January 21, 2015
What the New OSHA Standards Mean For Your Company
The New Year has officially begun, and among the many changes it promises are a new set of OSHA standards and some upgrades to existing regulations. In this quick blog post, we will review part of OSHA"s agenda for the year and how it applies to the reliability industry. In particular, we will look at how it affects job safety issues.
This year is a big one for OSHA, especially when it comes to safety inspections and reporting work-related injuries or deaths, arguably two of the biggest areas of change for this year. There is, of course, more on the docket, but these two main portions will be our focus today.
Injury Reporting Rules
Effective the first day of January 2015, OSHA began requiring all non-exempt employers to alert OSHA in the event of an employee death within eight hours of the event. For any workplace injuries that require hospitalization or result in loss of limbs or eyes, employers have 24 hours to notify OSHA. This is a change from previous years, where only deaths or hospitalizations involving multiple employees had to be reported.
Previously exempt employers and even industries are not immune to this change. Even though your company may have been exempt before, you are now responsible for reporting injuries and deaths under the new ruling. Certain industries may still remain unaffected by this rule: Check the OSHA website for more information on which industries are affected and which new ones have been added to the list.
Other OSHA Rulings
Not all OSHA rulings are in yet, and the specifics of certain proposals are not available as of this writing for many. However, there are a few "final rules" we can note.
One rule we expect to come down the pipeline regards record-keeping for workplace injuries and illnesses.
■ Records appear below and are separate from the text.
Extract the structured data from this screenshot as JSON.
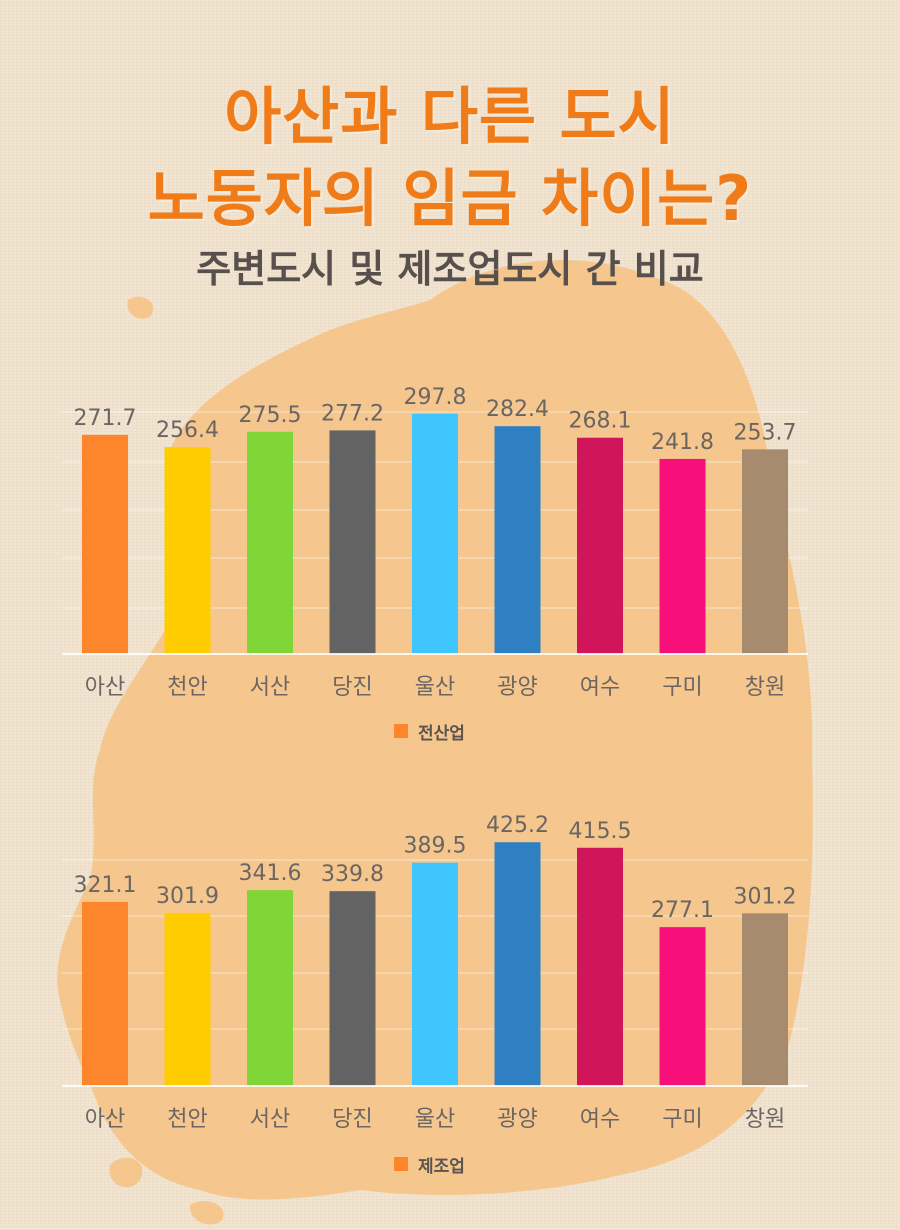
{
  "header": {
    "title_line1": "아산과 다른 도시",
    "title_line2": "노동자의 임금 차이는?",
    "subtitle": "주변도시 및 제조업도시 간 비교"
  },
  "colors": {
    "title": "#f07c19",
    "subtitle": "#58504c",
    "map": "#f6c283",
    "background": "#f1e4d0",
    "bars": [
      "#fd862c",
      "#ffcc00",
      "#7fd636",
      "#636363",
      "#3fc6fe",
      "#2f80c2",
      "#d0155a",
      "#f8107a",
      "#a68b6e"
    ]
  },
  "chart_data": [
    {
      "type": "bar",
      "categories": [
        "아산",
        "천안",
        "서산",
        "당진",
        "울산",
        "광양",
        "여수",
        "구미",
        "창원"
      ],
      "series": [
        {
          "name": "전산업",
          "values": [
            271.7,
            256.4,
            275.5,
            277.2,
            297.8,
            282.4,
            268.1,
            241.8,
            253.7
          ]
        }
      ],
      "value_labels": [
        "271.7",
        "256.4",
        "275.5",
        "277.2",
        "297.8",
        "282.4",
        "268.1",
        "241.8",
        "253.7"
      ],
      "ylim": [
        0,
        300
      ],
      "grid": true,
      "legend": "bottom-center"
    },
    {
      "type": "bar",
      "categories": [
        "아산",
        "천안",
        "서산",
        "당진",
        "울산",
        "광양",
        "여수",
        "구미",
        "창원"
      ],
      "series": [
        {
          "name": "제조업",
          "values": [
            321.1,
            301.9,
            341.6,
            339.8,
            389.5,
            425.2,
            415.5,
            277.1,
            301.2
          ]
        }
      ],
      "value_labels": [
        "321.1",
        "301.9",
        "341.6",
        "339.8",
        "389.5",
        "425.2",
        "415.5",
        "277.1",
        "301.2"
      ],
      "ylim": [
        0,
        450
      ],
      "grid": true,
      "legend": "bottom-center"
    }
  ]
}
Reportedly, OSHA intends to require employers to submit electronic filings for the OSHA 300 Log, OSHA 301 Incident Report, and the OSHA 300 summary, regardless of whether they are requested or not (currently, you only have to submit them if requested).
Indeed, employers are already able to (and encouraged to) submit workplace injury and death reports via the OSHA website in an effort to streamline the reporting process.
Other changes include regulations for confined spaces in construction, certification requirements for crane and derrick operators, and rulings to help prevent slips and falls, to name but a few.
Keeping updated on the latest changes in policy and regulations can be a pain but is a mandatory part of any reliability manager"s job: We owe it to our employees and customers to ensure that we are doing everything in our power to keep them safe.
Following blogs and signing up for industry newsletters is a great way to stay up to date not only on the latest OSHA standards but on the industry as well. Taking 15 minutes out of your day to visit industry websites and even the OSHA site itself is time well spent and easily justifiable to even the most stern of managers.